Elizabeth Gaines is the first woman to run a major Australian publicly listed mining company. In 2013, she joined Fortescue Metals Group, the world’s fourth-largest iron ore producer, as its first female board member, then became CFO in early 2017 before being named CEO later in 2018. She is a highly experienced business leader with international expertise and a proven track record in financial and operational leadership across a number of industries.
Gaines was born in Western Australia’s remote Kimberley, a region with a predominantly Indigenous population, where poverty and disadvantage remains all too common. Gaines recalls of her school years, “In most of my classes, I was probably the only non-Aboriginal child—as well as the daughter of the headmaster,” she says with a smile. “The importance of education and integration has stayed with me,” and this is evident in the way she leads and inspires future business leaders.
Gaines remains a champion of diversity and inclusion in the Australian resources sector by focusing on leadership development, retaining female and Indigenous talent, and providing balance and flexibility in the workplace. She believes the best results come from a diverse workforce that is supported and encouraged to reach its full potential. She asserts that embracing diversity is proven to drive better company performance.
“Encouraging diversity is not just the right thing to do, it is the smart thing to do; change must be led by a renewed focus on diversity. At Fortescue, over 25 percent of our management team is female, and we are proud to be one of only two major ASX-listed companies in Australia with greater than 50 percent female board members,” she said.

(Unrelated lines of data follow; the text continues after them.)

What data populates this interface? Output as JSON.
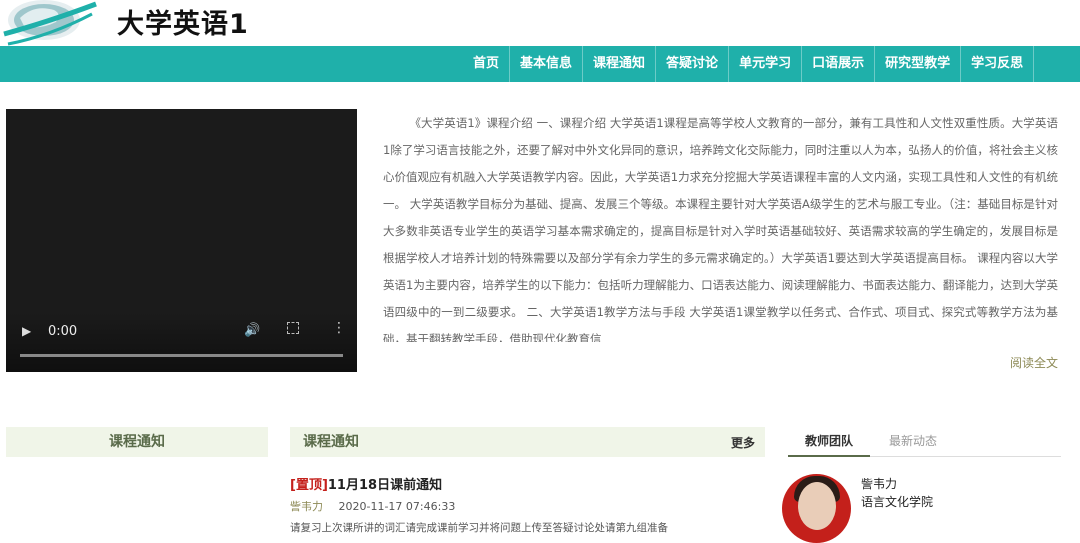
{
  "site": {
    "title": "大学英语1"
  },
  "nav": {
    "items": [
      "首页",
      "基本信息",
      "课程通知",
      "答疑讨论",
      "单元学习",
      "口语展示",
      "研究型教学",
      "学习反思"
    ]
  },
  "video": {
    "time": "0:00"
  },
  "intro": {
    "text": "《大学英语1》课程介绍 一、课程介绍 大学英语1课程是高等学校人文教育的一部分，兼有工具性和人文性双重性质。大学英语1除了学习语言技能之外，还要了解对中外文化异同的意识，培养跨文化交际能力，同时注重以人为本，弘扬人的价值，将社会主义核心价值观应有机融入大学英语教学内容。因此，大学英语1力求充分挖掘大学英语课程丰富的人文内涵，实现工具性和人文性的有机统一。 大学英语教学目标分为基础、提高、发展三个等级。本课程主要针对大学英语A级学生的艺术与服工专业。（注：基础目标是针对大多数非英语专业学生的英语学习基本需求确定的，提高目标是针对入学时英语基础较好、英语需求较高的学生确定的，发展目标是根据学校人才培养计划的特殊需要以及部分学有余力学生的多元需求确定的。）大学英语1要达到大学英语提高目标。 课程内容以大学英语1为主要内容，培养学生的以下能力：包括听力理解能力、口语表达能力、阅读理解能力、书面表达能力、翻译能力，达到大学英语四级中的一到二级要求。 二、大学英语1教学方法与手段 大学英语1课堂教学以任务式、合作式、项目式、探究式等教学方法为基础，基于翻转教学手段，借助现代化教育信",
    "read_more": "阅读全文"
  },
  "left_panel": {
    "title": "课程通知"
  },
  "notices": {
    "title": "课程通知",
    "more": "更多",
    "item": {
      "pin": "[置顶]",
      "title": "11月18日课前通知",
      "author": "訾韦力",
      "datetime": "2020-11-17 07:46:33",
      "desc": "请复习上次课所讲的词汇请完成课前学习并将问题上传至答疑讨论处请第九组准备"
    }
  },
  "right_panel": {
    "tabs": [
      "教师团队",
      "最新动态"
    ],
    "teacher": {
      "name": "訾韦力",
      "school": "语言文化学院"
    }
  },
  "colors": {
    "nav_bg": "#1fb0aa",
    "panel_bg": "#f0f5e8",
    "pin": "#c4201b",
    "accent": "#8d8a56"
  }
}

Gaines attests, “We embrace diversity in all its forms, and we are proud to be one of Australia’s biggest employers of Aboriginal people.” She says that diversity has been integral to Fortescue becoming the No. 1 ranking stock on the S&P ASX 100 index, with total shareholder returns of 266 percent over the past three years.
Gaines credits her successful navigation of COVID-19-related operating challenges to her compassionate leadership style. Since the outbreak of the virus, the company has sent more than one million text messages offering words of support or information on COVID-19 management measures to employees and stakeholders.
Situations like the pandemic demand a different kind of approach to the tough and no-nonsense leadership style traditionally epitomized by male chief executives. Compassion and honest communication are more effective when uncertainty abounds amid a health crisis, according to Gaines. She believes that female leaders have been able to positively respond to change and make tough decisions with empathy and decisiveness.